Tiefbauamtsleiter Karl Brügge informierte die Bürger über die Maßnahmen, die außerhalb des Konjunkturpakets II in diesem Jahr in Angriff genommen werden. Sie reichen von der Feuerwehr bis zum Kanalbau.Foto:
Tiefbauamtsleiter Karl Brügge informierte die Bürger über die Maßnahmen, die außerhalb des Konjunkturpakets II in diesem Jahr in Angriff genommen werden. Sie reichen von der Feuerwehr bis zum Kanalbau.Foto:
(ar)


Steinfurt - Ersatz für die Brücke in der Friedenau, mehr Kindergartenplätze für Unterdreijährige, eine zentrale Mensa in Borghorst auf dem Arnold-Kock-Gelände anstatt je eine für Realschule und Gymnasium, mehr Freizeitangebote für Jugendliche, ein möglichst preiswerter Straßenausbau - in der Meckerecke pappten die weißen Zettel dicht aneinander. Da war an den Stellwänden für die vier Themenkomplexe schon deutlich mehr Platz. Kein Wunder, bei der Menge von Informationen, die die Rathaus-Mitarbeiter gestern Abend für die 80 Teilnehmer des Bürgerhaushalts parat hatten, war für das eigentliche Ideenschmieden oft nur wenig Zeit.

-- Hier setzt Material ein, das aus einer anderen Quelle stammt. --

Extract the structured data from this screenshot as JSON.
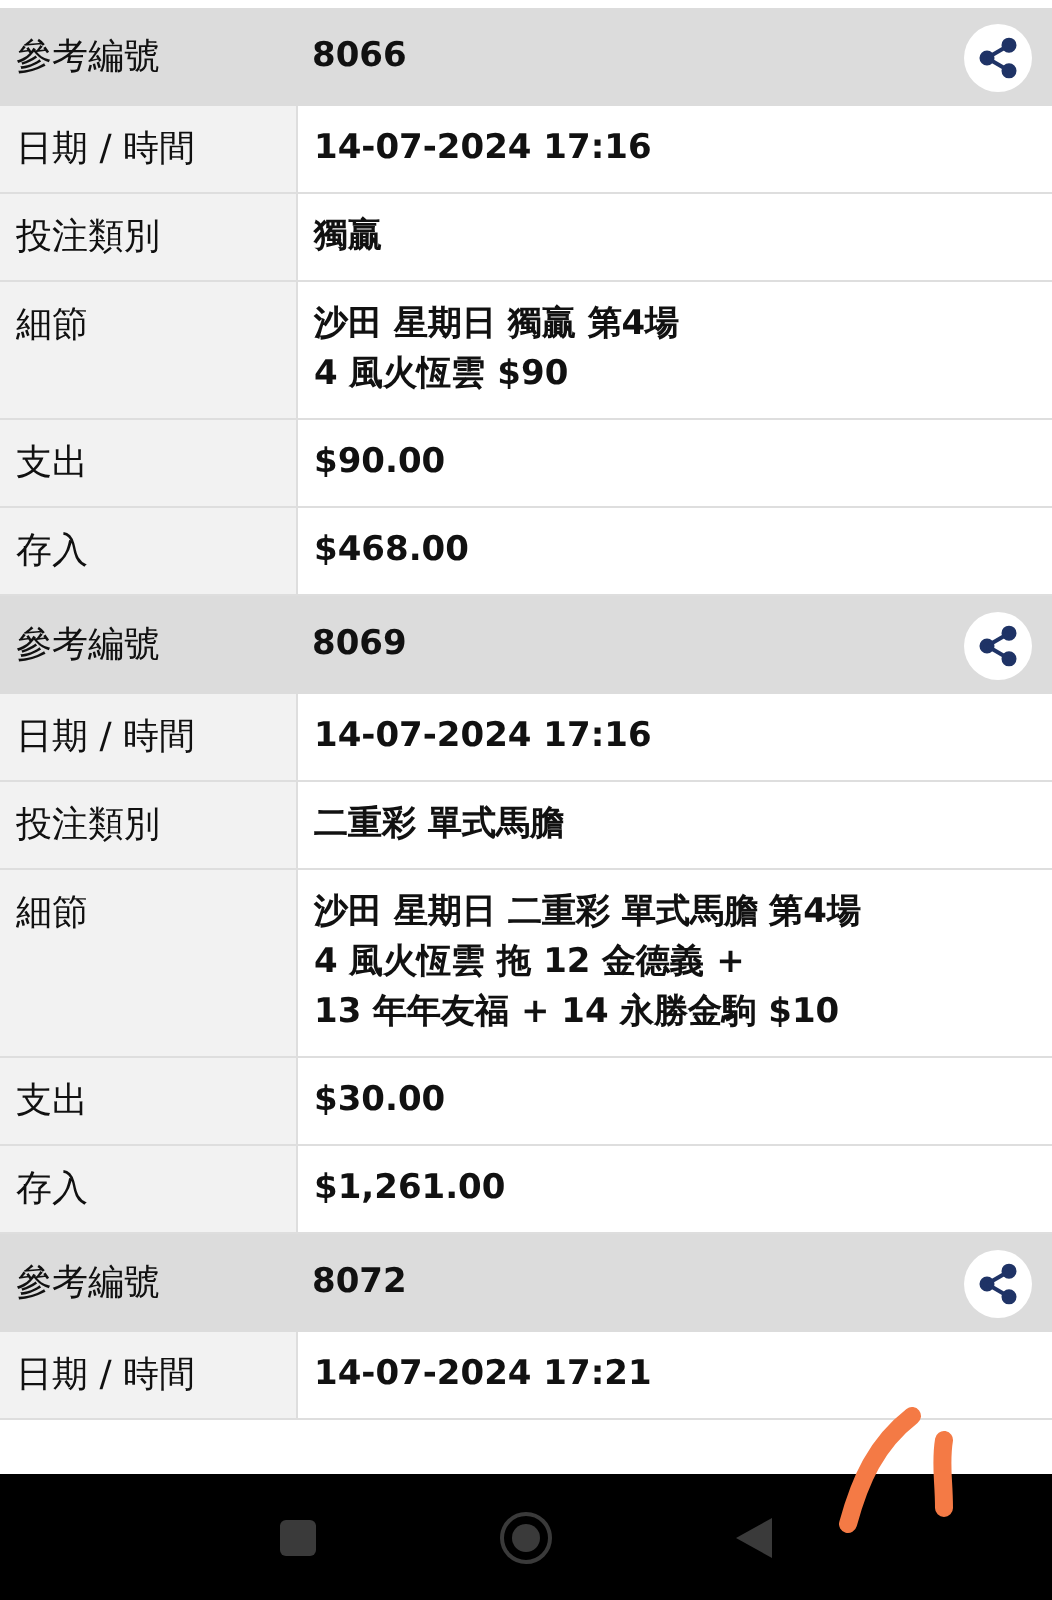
{
  "records": [
    {
      "ref_label": "參考編號",
      "ref": "8066",
      "fields": [
        {
          "label": "日期 / 時間",
          "lines": [
            "14-07-2024 17:16"
          ]
        },
        {
          "label": "投注類別",
          "lines": [
            "獨贏"
          ]
        },
        {
          "label": "細節",
          "lines": [
            "沙田 星期日 獨贏 第4場",
            "4 風火恆雲 $90"
          ]
        },
        {
          "label": "支出",
          "lines": [
            "$90.00"
          ]
        },
        {
          "label": "存入",
          "lines": [
            "$468.00"
          ]
        }
      ]
    },
    {
      "ref_label": "參考編號",
      "ref": "8069",
      "fields": [
        {
          "label": "日期 / 時間",
          "lines": [
            "14-07-2024 17:16"
          ]
        },
        {
          "label": "投注類別",
          "lines": [
            "二重彩 單式馬膽"
          ]
        },
        {
          "label": "細節",
          "lines": [
            "沙田 星期日 二重彩 單式馬膽 第4場",
            "4 風火恆雲 拖 12 金德義 +",
            "13 年年友福 + 14 永勝金駒 $10"
          ]
        },
        {
          "label": "支出",
          "lines": [
            "$30.00"
          ]
        },
        {
          "label": "存入",
          "lines": [
            "$1,261.00"
          ]
        }
      ]
    },
    {
      "ref_label": "參考編號",
      "ref": "8072",
      "fields": [
        {
          "label": "日期 / 時間",
          "lines": [
            "14-07-2024 17:21"
          ]
        }
      ]
    }
  ]
}
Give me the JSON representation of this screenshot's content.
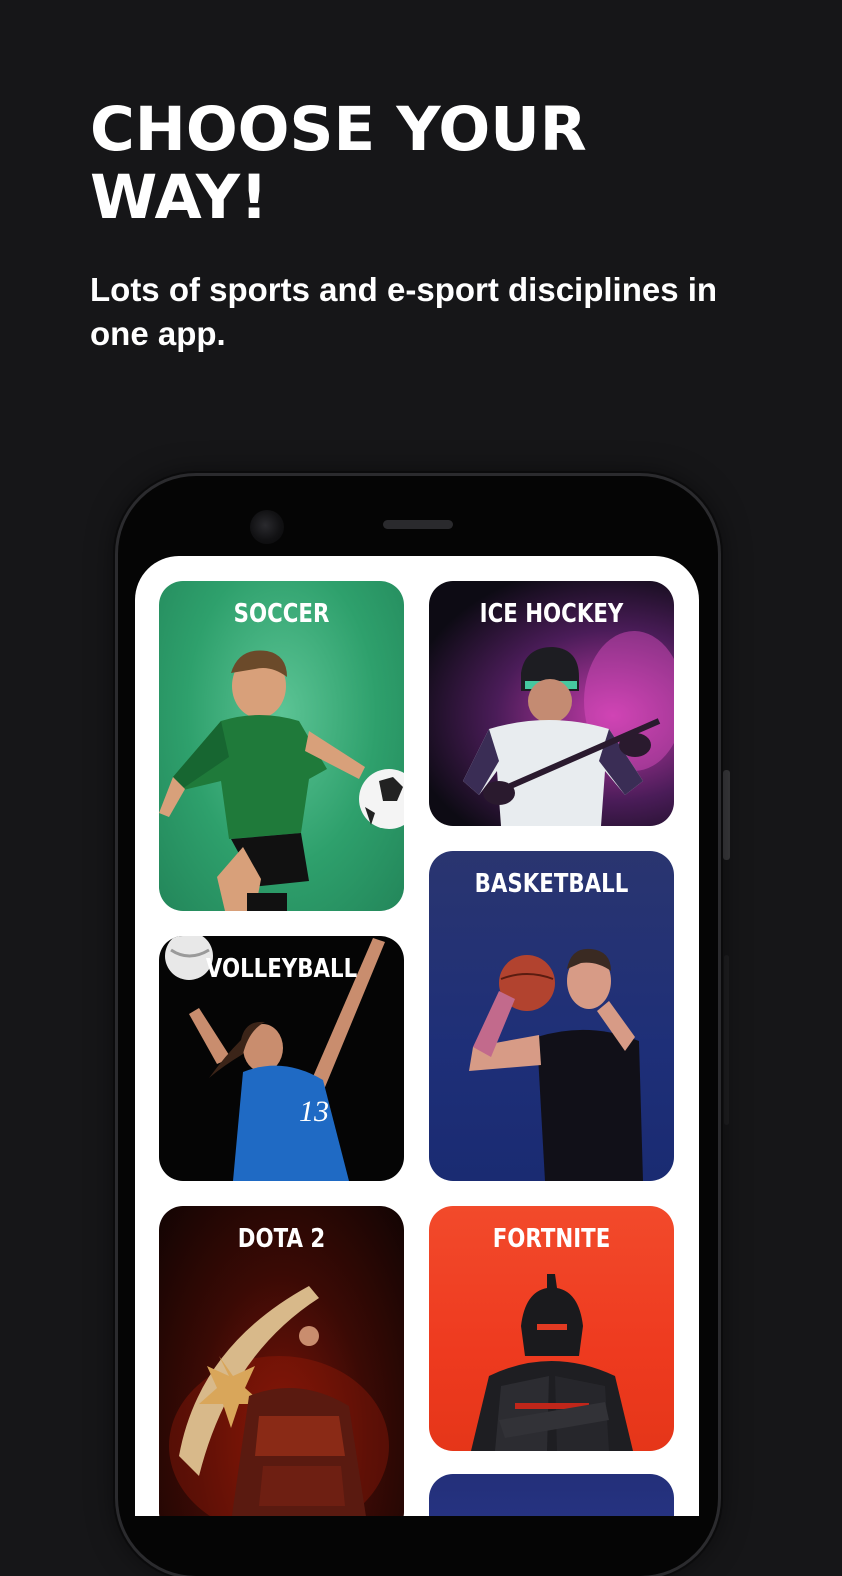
{
  "headline": "CHOOSE YOUR WAY!",
  "subtitle": "Lots of sports and e-sport disciplines in one app.",
  "disciplines": [
    {
      "label": "SOCCER",
      "color": "#2ea06c"
    },
    {
      "label": "ICE HOCKEY",
      "color": "#4a1c58"
    },
    {
      "label": "BASKETBALL",
      "color": "#1e2f78"
    },
    {
      "label": "VOLLEYBALL",
      "color": "#050505"
    },
    {
      "label": "DOTA 2",
      "color": "#3a0a05"
    },
    {
      "label": "FORTNITE",
      "color": "#ee3a1f"
    }
  ],
  "colors": {
    "background": "#161618",
    "text": "#ffffff",
    "screen": "#ffffff"
  }
}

Es war die insgesamt vierte Runde, zu der Bürgermeister Andreas Hoge seit seinem Amtsantritt eingeladen hatte. Und es war eine besondere. Schließlich konnten die Bürger erstmalig das Geld mit beiden Händen ausgeben, stand doch die Verteilung der 4,5 Millionen Euro, die Steinfurt aus dem Konjunkturprogramm II vom Bund erhält, im Mittelpunkt des Abends. Der Gastgeber musste bei seinen Zuhörern allerdings gleich zu Beginn die erste Euphorie dämpfen. Schließlich dürfen die Zuschüsse nur für ganz bestimmte Projekte ausgegeben werden. Und welche das genau sind, steht bisher bekanntlich noch gar nicht fest. Darum spielt die Stadt Roulette: Sie hat einen Großteil des Geldes für Neubauten verplant, für die es zurzeit noch gar nicht verwandt werden darf. Erst wenn die viel diskutierte Änderung des Grundgesetztes auch tatsächlich beschlossen wird, kann die Stadt zum Beispiel den Neubau der beiden Mensen aus den Konjunkturmitteln finanzieren. Andreas Hoge: „Sonst müssen wir sie aus dem laufenden Haushalt bezahlen.“


Ergebnis- und Finanzplanung, Rückstellungen und Abschreibungen - Kämmerin Heike Melchers musste die Zuhörer bei ihrem Vortrag über die neue Buchführung im Rathaus häufiger warnen: „Jetzt wird´s kompliziert.“ Sie machte aber eindrucksvoll klar, unter welcher Ausgabenlast die Steinfurter stöhnen. So verursachen zum Beispiel nur die Schulen ein Defizit von 6,5 Millionen Euro.

Bürgermeister Andreas Hoge versprach den Bürgern, dass ihre über dreistündige Arbeit nicht umsonst war. Die gestern Abend erarbeiteten Vorschläge werden jetzt gesammelt den sechs Fraktionen im Rat zur Beratung zur Verfügung gestellt. Über die Ergebnisse müssen sie dann den Bürgern wiederum Rechenschaft ablegen.

Das letzte Wort hat aber dennoch der Rat, das ist laut Gesetz auch gar nicht anders möglich. Er wird am 27. Mai darüber entscheiden, wie die 60 Millionen Euro im städtischen Haushalt in diesem Jahr verteilt werden.